DWJ Manajement - PORTAL

Tok! DPR Setujui Destry Damayanti Jadi Gubernur BI

Oleh: DWJ-Manajement 27 Aug 2026
Tok! DPR Setujui Destry Damayanti Jadi Gubernur BI

Profil Destry Damayanti: Sosok Teknokrat Handal

Destry Damayanti bukanlah nama baru dalam kancah kebijakan ekonomi Indonesia. Sebelum dipastikan menjabat sebagai pimpinan tertinggi di bank sentral, ia telah lama berkecimpung di lingkungan pengambil kebijakan negara. Latar belakangnya sebagai teknokrat memberikan kepercayaan tambahan bagi pasar dan investor bahwa transisi kepemimpinan di BI akan berjalan mulus.

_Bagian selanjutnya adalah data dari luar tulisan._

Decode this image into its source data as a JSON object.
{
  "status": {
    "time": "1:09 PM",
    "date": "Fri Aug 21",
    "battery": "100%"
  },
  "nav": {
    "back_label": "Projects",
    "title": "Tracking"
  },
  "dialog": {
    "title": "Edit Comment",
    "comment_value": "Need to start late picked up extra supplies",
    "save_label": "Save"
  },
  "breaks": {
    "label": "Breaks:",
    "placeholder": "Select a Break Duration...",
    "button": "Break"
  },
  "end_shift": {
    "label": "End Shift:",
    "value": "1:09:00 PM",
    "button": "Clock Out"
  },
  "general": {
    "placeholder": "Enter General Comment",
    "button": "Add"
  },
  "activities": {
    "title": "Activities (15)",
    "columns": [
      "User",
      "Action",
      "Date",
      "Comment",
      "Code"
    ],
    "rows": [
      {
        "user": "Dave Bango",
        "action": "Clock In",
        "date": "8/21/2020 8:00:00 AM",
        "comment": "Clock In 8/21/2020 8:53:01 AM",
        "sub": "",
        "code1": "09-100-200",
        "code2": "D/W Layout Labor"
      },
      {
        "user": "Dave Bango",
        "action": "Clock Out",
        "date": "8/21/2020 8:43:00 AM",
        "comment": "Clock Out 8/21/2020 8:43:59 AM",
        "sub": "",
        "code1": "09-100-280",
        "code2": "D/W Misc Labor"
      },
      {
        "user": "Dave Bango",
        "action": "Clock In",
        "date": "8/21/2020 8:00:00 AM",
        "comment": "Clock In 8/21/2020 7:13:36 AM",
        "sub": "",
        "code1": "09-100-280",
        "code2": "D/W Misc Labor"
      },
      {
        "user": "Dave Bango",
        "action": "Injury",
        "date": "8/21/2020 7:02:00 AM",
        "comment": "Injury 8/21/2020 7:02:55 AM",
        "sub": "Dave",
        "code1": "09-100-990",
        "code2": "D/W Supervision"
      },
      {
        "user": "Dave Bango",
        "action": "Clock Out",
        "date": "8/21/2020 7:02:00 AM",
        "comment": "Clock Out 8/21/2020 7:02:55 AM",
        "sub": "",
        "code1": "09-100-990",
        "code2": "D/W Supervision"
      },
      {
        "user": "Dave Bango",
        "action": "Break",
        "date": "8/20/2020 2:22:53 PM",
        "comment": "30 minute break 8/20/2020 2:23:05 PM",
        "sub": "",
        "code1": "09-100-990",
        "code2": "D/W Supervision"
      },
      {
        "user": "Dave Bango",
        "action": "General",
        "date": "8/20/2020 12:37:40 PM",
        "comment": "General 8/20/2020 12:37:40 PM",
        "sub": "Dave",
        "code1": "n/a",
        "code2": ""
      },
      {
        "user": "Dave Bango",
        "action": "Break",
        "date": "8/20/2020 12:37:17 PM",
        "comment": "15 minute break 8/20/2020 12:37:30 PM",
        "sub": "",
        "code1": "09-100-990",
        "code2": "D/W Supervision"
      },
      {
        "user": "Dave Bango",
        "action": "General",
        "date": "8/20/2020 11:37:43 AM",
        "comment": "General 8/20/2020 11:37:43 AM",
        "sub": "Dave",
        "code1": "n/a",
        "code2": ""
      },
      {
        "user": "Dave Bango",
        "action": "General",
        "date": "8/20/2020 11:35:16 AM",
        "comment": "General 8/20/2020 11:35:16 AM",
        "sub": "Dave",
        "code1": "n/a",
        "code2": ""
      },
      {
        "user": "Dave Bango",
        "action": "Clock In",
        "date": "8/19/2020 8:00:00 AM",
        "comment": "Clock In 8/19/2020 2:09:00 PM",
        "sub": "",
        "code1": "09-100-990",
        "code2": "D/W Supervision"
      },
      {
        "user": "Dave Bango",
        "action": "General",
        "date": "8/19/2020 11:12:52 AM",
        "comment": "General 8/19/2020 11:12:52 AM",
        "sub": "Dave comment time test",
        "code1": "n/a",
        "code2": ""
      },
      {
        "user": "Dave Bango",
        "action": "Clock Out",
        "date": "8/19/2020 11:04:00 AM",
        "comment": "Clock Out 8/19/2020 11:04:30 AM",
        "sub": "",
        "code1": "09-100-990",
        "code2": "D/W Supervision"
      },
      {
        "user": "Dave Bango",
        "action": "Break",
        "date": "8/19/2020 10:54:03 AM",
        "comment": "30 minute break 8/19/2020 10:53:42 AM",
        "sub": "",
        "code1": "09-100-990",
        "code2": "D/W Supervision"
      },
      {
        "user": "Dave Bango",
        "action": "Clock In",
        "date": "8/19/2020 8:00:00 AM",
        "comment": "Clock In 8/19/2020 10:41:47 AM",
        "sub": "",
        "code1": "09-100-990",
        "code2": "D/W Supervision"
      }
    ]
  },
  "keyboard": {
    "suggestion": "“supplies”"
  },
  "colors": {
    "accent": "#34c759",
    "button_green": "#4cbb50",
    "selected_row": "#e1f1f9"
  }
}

Destry dikenal memiliki pemahaman yang mendalam mengenai struktur ekonomi makro. Pengalamannya di Kementerian Keuangan, termasuk saat menjabat sebagai Wakil Menteri Keuangan, memberikan ia perspektif yang luas mengenai bagaimana kebijakan moneter harus bersinergi dengan kebijakan fiskal untuk menciptakan stabilitas ekonomi yang berkelanjutan.

Ketajaman analisisnya dalam menghadapi isu-isu fiskal dan moneter menjadi alasan kuat mengapa Komisi XI DPR melihatnya sebagai figur yang tepat untuk memimpin Bank Indonesia. Ia diharapkan mampu membawa pendekatan yang berbasis data (data-driven policy) dalam setiap pengambilan keputusan strategis di BI.

Tantangan Besar di Depan Mata

Meskipun telah mendapatkan restu dari parlemen, perjalanan Destry Damayanti sebagai Gubernur BI akan penuh dengan tantangan berat. Periode 2026-2031 diprediksi akan menjadi masa yang penuh dengan transisi teknologi dan perubahan paradigma ekonomi dunia.

Pertama, tantangan dari sisi inflasi. Meskipun Indonesia relatif mampu menjaga inflasi dalam rentang sasaran, tekanan dari sisi harga komoditas global dan gangguan rantai pasok dunia tetap menjadi risiko yang harus dimitigasi secara preventif oleh Bank Indonesia.

Kedua, stabilitas nilai tukar Rupiah terhadap Dolar AS. Kebijakan moneter Amerika Serikat melalui The Fed akan terus menjadi magnet bagi aliran modal keluar-masuk di pasar negara berkembang (*emerging markets*). Destry harus mampu merancang instrumen kebijakan yang efektif untuk menjaga daya tarik aset keuangan domestik tanpa mengorbankan stabilitas moneter.

Ketiga, akselerasi ekonomi digital. Bank Indonesia saat ini tengah berada dalam fase penting pengembangan infrastruktur pembayaran digital. Implementasi Sistem Pembayaran Digital yang aman, cepat, dan inklusif akan menjadi rapor utama bagi kepemimpinan Destry dalam memastikan ekonomi digital Indonesia dapat tumbuh secara masif namun tetap dalam koridor keamanan yang ketat.

Menjaga Independensi di Tengah Dinamika Politik

Salah satu isu sensitai yang selalu menyertai jabatan Gubernur Bank Indonesia adalah independensi. Sebagai lembaga yang dijamin oleh undang-undang untuk mandiri, BI harus mampu mengambil keputusan berdasarkan kepentingan ekonomi nasional, bukan berdasarkan tekanan politik jangka pendek.

Dalam sesi tanya jawab dengan Komisi XI, isu mengenai koordinasi antara otoritas moneter dan otoritas fiskal juga mengemuka. Destry menegaskan pentingnya komunikasi yang intens namun tetap menghormati batas-batas kewenangan masing-masing lembaga. Sinergi yang baik antara Bank Indonesia dan Pemerintah sangat diperlukan, terutama dalam mengelola defisit anggaran dan menjaga stabilitas harga barang pokok.